Make printf safe

Walter Bright newshound2 at digitalmars.com
Sun Jul 14 01:11:53 UTC 2024


I understand the desire to use modern write().

But there is a place for a lightweight way to do formatted writing.

1. If you're just linking with the stdc library, there is no write().

2. printf is probably the most debugged and optimized piece of code that has 
ever existed. Borland C recoded it in hand-optimized assembler, which was a 
brilliant move as its fast printf covered for a lot of weakness in its poor code 
generator

3. write() won't work until pretty much everything in the compiler works. With 
printf, I can get hello world to work needing only a minimally functional compiler

4. can't use Phobos in dmd's source code, because if a working Phobos was 
required, it becomes much much harder to bootstrap it

5. most any use of write() causes a rather large pile of template bloat to be 
inserted into the object file.

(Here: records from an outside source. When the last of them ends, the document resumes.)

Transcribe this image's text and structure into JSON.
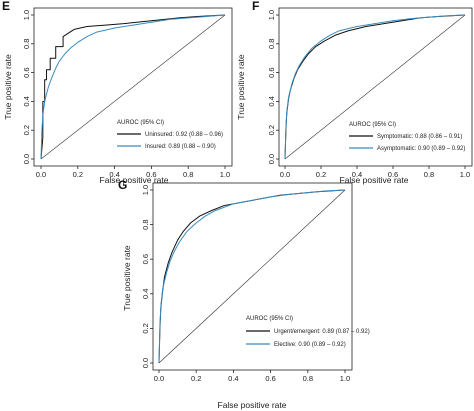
{
  "chart_data": [
    {
      "panel": "E",
      "type": "line",
      "xlabel": "False positive rate",
      "ylabel": "True positive rate",
      "xlim": [
        0,
        1
      ],
      "ylim": [
        0,
        1
      ],
      "x_ticks": [
        "0.0",
        "0.2",
        "0.4",
        "0.6",
        "0.8",
        "1.0"
      ],
      "y_ticks": [
        "0.0",
        "0.2",
        "0.4",
        "0.6",
        "0.8",
        "1.0"
      ],
      "legend_title": "AUROC (95% CI)",
      "legend_position": "bottom-right",
      "grid": false,
      "series": [
        {
          "name": "Uninsured: 0.92 (0.88 – 0.96)",
          "color": "#111111",
          "x": [
            0,
            0.01,
            0.01,
            0.02,
            0.02,
            0.03,
            0.03,
            0.05,
            0.05,
            0.08,
            0.08,
            0.12,
            0.12,
            0.18,
            0.25,
            0.35,
            0.45,
            0.6,
            0.75,
            0.85,
            1.0
          ],
          "y": [
            0,
            0.15,
            0.4,
            0.4,
            0.55,
            0.55,
            0.62,
            0.62,
            0.7,
            0.7,
            0.78,
            0.78,
            0.85,
            0.9,
            0.92,
            0.93,
            0.94,
            0.96,
            0.98,
            0.99,
            1.0
          ]
        },
        {
          "name": "Insured: 0.89 (0.88 – 0.90)",
          "color": "#3a8bc0",
          "x": [
            0,
            0.005,
            0.01,
            0.02,
            0.04,
            0.06,
            0.08,
            0.1,
            0.13,
            0.16,
            0.2,
            0.25,
            0.3,
            0.4,
            0.5,
            0.6,
            0.7,
            0.8,
            0.9,
            1.0
          ],
          "y": [
            0,
            0.2,
            0.3,
            0.4,
            0.5,
            0.57,
            0.63,
            0.68,
            0.73,
            0.77,
            0.81,
            0.85,
            0.88,
            0.91,
            0.93,
            0.95,
            0.97,
            0.98,
            0.99,
            1.0
          ]
        },
        {
          "name": "",
          "color": "#333333",
          "role": "reference",
          "x": [
            0,
            1
          ],
          "y": [
            0,
            1
          ]
        }
      ]
    },
    {
      "panel": "F",
      "type": "line",
      "xlabel": "False positive rate",
      "ylabel": "True positive rate",
      "xlim": [
        0,
        1
      ],
      "ylim": [
        0,
        1
      ],
      "x_ticks": [
        "0.0",
        "0.2",
        "0.4",
        "0.6",
        "0.8",
        "1.0"
      ],
      "y_ticks": [
        "0.0",
        "0.2",
        "0.4",
        "0.6",
        "0.8",
        "1.0"
      ],
      "legend_title": "AUROC (95% CI)",
      "legend_position": "bottom-right",
      "grid": false,
      "series": [
        {
          "name": "Symptomatic: 0.88 (0.86 – 0.91)",
          "color": "#111111",
          "x": [
            0,
            0.005,
            0.01,
            0.02,
            0.03,
            0.05,
            0.07,
            0.1,
            0.13,
            0.17,
            0.22,
            0.28,
            0.35,
            0.45,
            0.55,
            0.65,
            0.75,
            0.85,
            1.0
          ],
          "y": [
            0,
            0.2,
            0.32,
            0.42,
            0.48,
            0.56,
            0.62,
            0.68,
            0.73,
            0.78,
            0.82,
            0.86,
            0.89,
            0.92,
            0.94,
            0.96,
            0.98,
            0.99,
            1.0
          ]
        },
        {
          "name": "Asymptomatic: 0.90 (0.89 – 0.92)",
          "color": "#3a8bc0",
          "x": [
            0,
            0.005,
            0.01,
            0.02,
            0.04,
            0.06,
            0.08,
            0.11,
            0.15,
            0.2,
            0.25,
            0.3,
            0.4,
            0.5,
            0.6,
            0.7,
            0.8,
            0.9,
            1.0
          ],
          "y": [
            0,
            0.22,
            0.33,
            0.43,
            0.53,
            0.6,
            0.65,
            0.71,
            0.77,
            0.82,
            0.86,
            0.89,
            0.92,
            0.94,
            0.96,
            0.975,
            0.985,
            0.995,
            1.0
          ]
        },
        {
          "name": "",
          "color": "#333333",
          "role": "reference",
          "x": [
            0,
            1
          ],
          "y": [
            0,
            1
          ]
        }
      ]
    },
    {
      "panel": "G",
      "type": "line",
      "xlabel": "False positive rate",
      "ylabel": "True positive rate",
      "xlim": [
        0,
        1
      ],
      "ylim": [
        0,
        1
      ],
      "x_ticks": [
        "0.0",
        "0.2",
        "0.4",
        "0.6",
        "0.8",
        "1.0"
      ],
      "y_ticks": [
        "0.0",
        "0.2",
        "0.4",
        "0.6",
        "0.8",
        "1.0"
      ],
      "legend_title": "AUROC (95% CI)",
      "legend_position": "bottom-right",
      "grid": false,
      "series": [
        {
          "name": "Urgent/emergent: 0.89 (0.87 – 0.92)",
          "color": "#111111",
          "x": [
            0,
            0.005,
            0.01,
            0.02,
            0.03,
            0.05,
            0.07,
            0.1,
            0.13,
            0.17,
            0.22,
            0.28,
            0.35,
            0.45,
            0.55,
            0.65,
            0.75,
            0.85,
            1.0
          ],
          "y": [
            0,
            0.2,
            0.32,
            0.42,
            0.5,
            0.58,
            0.64,
            0.71,
            0.76,
            0.81,
            0.85,
            0.88,
            0.91,
            0.93,
            0.95,
            0.97,
            0.98,
            0.99,
            1.0
          ]
        },
        {
          "name": "Elective: 0.90 (0.89 – 0.92)",
          "color": "#3a8bc0",
          "x": [
            0,
            0.005,
            0.01,
            0.02,
            0.04,
            0.06,
            0.08,
            0.11,
            0.15,
            0.2,
            0.25,
            0.3,
            0.4,
            0.5,
            0.6,
            0.7,
            0.8,
            0.9,
            1.0
          ],
          "y": [
            0,
            0.22,
            0.33,
            0.43,
            0.52,
            0.59,
            0.64,
            0.7,
            0.76,
            0.81,
            0.85,
            0.88,
            0.92,
            0.94,
            0.96,
            0.975,
            0.985,
            0.995,
            1.0
          ]
        },
        {
          "name": "",
          "color": "#333333",
          "role": "reference",
          "x": [
            0,
            1
          ],
          "y": [
            0,
            1
          ]
        }
      ]
    }
  ]
}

This makes life difficult when trying to isolate 
a bug.

Currently, dmd's checking of the arguments against the format string has already 
eliminated a large chunk of the problems with printf. It enabled the removal of 
dozens of bugs in the dmd code base. A big win!

My proposal is pretty lightweight, the heavy lifting was already done with the 
argument checking. It enables @safe use of printf, and removes the temptation to 
rely on char* strings instead of char[] strings.